HL Deb 02 November 1989 vol 512 cc402-3

29 Clause 7, page 7, line 20, at end insert — '( ) Where, on an appeal against a persons's conviction of the relevant offence or against a sentence of imprisonment imposed on him in dealing with him for the offence, his conviction is quashed or the sentence is reduced to one which is not a sentence of imprisonment taking immediate effect, the court which determines the appeal or, as the case may be, the court I o which the case is remitted, shall cause notice of the quashing of the conviction or of the sentence imposed to be sent to the persons specified in subsection (7)(b)(i) and (ii) above and, where his conviction is quashed, the Authority shall re-admit him to membership of the scheme, but without prejudice to any proceedings under the scheme to exclude him from membership'.

Lord Hesketh

My Lords, I beg to move that the House do agree with the Commons in their Amendment No. 29. In speaking to this amendment, I shall also comment on the amendment to it tabled by noble Lords opposite.

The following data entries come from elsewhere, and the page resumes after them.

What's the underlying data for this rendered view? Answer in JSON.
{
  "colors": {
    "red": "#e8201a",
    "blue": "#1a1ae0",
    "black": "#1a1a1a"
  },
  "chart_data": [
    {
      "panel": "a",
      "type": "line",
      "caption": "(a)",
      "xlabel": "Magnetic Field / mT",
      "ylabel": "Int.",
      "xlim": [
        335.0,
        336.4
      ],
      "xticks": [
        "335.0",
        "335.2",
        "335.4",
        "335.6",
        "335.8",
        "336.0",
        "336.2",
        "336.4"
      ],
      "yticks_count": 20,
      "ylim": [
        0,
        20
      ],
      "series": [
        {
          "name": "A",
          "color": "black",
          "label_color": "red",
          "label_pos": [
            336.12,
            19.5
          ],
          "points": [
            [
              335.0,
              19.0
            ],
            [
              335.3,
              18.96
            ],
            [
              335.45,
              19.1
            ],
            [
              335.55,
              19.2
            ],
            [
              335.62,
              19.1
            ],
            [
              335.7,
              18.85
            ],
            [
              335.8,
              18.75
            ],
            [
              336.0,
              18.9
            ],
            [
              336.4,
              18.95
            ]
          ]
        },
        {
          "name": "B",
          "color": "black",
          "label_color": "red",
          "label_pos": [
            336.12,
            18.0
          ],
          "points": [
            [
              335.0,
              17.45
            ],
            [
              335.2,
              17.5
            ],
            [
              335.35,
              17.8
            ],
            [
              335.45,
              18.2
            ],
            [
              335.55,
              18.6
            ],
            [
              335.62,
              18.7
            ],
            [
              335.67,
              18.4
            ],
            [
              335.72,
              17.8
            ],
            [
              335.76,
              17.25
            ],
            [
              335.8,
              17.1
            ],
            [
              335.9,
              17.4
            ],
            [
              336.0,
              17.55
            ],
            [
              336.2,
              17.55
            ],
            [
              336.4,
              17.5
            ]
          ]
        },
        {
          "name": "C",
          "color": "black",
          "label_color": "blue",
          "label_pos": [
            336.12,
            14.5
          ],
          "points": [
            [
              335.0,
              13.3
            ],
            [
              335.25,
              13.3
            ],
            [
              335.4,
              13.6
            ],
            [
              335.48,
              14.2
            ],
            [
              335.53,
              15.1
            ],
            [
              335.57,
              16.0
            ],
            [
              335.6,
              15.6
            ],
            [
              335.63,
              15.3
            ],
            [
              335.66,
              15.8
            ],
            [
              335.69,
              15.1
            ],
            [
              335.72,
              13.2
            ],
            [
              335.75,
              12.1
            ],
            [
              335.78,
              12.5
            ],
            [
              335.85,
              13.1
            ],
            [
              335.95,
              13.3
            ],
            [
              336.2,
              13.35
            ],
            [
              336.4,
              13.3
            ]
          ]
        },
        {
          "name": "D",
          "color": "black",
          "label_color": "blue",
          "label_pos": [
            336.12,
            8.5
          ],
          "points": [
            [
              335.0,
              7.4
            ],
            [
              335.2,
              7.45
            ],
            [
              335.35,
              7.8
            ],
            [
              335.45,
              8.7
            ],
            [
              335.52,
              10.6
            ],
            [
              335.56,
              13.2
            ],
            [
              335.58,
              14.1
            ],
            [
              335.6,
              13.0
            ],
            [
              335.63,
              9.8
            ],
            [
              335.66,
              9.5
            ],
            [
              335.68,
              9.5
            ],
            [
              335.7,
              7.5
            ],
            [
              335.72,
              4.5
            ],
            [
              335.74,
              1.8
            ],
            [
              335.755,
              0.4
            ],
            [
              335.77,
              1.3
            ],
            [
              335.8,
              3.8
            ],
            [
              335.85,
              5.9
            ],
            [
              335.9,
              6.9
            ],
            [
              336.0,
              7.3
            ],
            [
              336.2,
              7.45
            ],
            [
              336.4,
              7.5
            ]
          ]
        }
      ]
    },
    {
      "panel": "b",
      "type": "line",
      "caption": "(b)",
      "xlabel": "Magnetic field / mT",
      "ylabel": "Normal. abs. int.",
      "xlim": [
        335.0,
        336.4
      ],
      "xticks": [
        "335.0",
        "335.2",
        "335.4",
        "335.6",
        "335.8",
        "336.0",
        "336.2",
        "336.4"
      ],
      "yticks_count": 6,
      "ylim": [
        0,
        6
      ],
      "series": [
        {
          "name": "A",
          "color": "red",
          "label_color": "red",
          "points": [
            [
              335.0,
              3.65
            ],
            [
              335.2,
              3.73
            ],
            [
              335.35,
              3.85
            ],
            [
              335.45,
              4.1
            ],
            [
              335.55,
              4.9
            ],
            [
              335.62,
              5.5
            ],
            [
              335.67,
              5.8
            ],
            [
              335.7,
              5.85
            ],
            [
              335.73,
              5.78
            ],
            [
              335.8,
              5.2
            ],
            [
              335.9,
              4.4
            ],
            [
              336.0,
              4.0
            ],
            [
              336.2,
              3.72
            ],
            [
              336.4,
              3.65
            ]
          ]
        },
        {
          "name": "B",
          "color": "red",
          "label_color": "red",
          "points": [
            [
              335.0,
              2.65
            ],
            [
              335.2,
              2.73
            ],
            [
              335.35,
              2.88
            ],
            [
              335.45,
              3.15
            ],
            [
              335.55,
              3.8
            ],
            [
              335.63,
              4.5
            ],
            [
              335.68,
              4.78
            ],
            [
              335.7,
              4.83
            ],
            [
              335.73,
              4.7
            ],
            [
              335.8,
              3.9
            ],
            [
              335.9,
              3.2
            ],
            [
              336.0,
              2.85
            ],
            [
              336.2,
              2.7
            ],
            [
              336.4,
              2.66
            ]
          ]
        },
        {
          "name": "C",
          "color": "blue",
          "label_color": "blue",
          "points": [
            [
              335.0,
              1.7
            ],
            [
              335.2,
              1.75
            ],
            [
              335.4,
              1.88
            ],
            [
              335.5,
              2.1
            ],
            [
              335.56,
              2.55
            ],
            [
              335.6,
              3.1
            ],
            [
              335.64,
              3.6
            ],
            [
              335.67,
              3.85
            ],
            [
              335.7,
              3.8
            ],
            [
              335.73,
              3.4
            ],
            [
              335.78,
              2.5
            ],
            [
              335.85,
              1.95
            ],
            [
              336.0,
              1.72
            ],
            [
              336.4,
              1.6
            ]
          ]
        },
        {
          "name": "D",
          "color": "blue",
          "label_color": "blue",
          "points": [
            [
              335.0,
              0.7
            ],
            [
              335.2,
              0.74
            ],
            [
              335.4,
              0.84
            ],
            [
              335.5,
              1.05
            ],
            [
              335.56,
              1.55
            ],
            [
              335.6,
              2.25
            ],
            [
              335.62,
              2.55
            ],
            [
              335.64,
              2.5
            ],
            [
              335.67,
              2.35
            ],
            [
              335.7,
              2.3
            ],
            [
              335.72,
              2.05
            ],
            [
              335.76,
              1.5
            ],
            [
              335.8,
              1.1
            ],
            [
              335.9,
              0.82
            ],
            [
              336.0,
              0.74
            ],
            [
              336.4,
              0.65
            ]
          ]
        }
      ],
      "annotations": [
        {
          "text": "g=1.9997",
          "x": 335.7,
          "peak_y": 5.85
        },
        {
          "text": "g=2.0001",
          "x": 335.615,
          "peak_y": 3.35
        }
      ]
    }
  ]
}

The purpose of the amendment which the Government moved in another place was to ensure that, if someone was convicted of a relevant offence and appealed successfully either against his conviction or against the sentence imposed on him, the FMA would be made aware of his success. The amendment therefore requires the court to notify the FMA and the police of a successful appeal either against a conviction for a relevant offence or against the imposition of a prison sentence for such an offence. The FMA will then arrange for the appellant's membership of the scheme to be reinstated or take note that the mandatory ban has been reduced from five years to two years, as the case may be.

In the terms that the Bill was amended in another place, that would be without prejudice to the FMA's discretionary powers under the scheme to disqualify people from membership. The Opposition have tabled a further amendment here to delete the words "without prejudice" and so forth; but I think that it is important for the FMA to retain the power to ban people according to its own rules. If an appeal succeeds on the grounds of mistaken identity, for example, there would be no reason why the FMA should not wish the person to be reinstated without further ado. There could be other circumstances; for example, where a conviction were set aside on a technicality or a court found that someone's behaviour was not such as to warrant a criminal conviction, but where that behaviour did meet the criteria for disqualification under the national membership scheme. After all, one of the main points of giving the FMA discretionary powers to ban people is to enable it to deal with misbehaviour that does not constitute a criminal offence.

I should also make the point that, if the FMA were to decide against re-instating the membership of someone who had appealed successfully against a conviction of a sentence, it would have to do so according to the procedures required by the scheme. In other words, the authority would have to notify the person concerned in writing of the reasons for its decision and he or she would have the right to challenge it —as anyone affected by the FMA's discretionary powers can.

The government amendment makes sure that someone whose appeal against a conviction is successful can be re-instated into membership. At the same time it safeguards the ability of the FMA to deal consistently with the possibility of discretionary disqualification. I commend it to your Lordships and I invite noble Lords to withdraw their amendment.

Moved, That this House do agree with the Commons in the said amendment. —(Lord Hesketh.)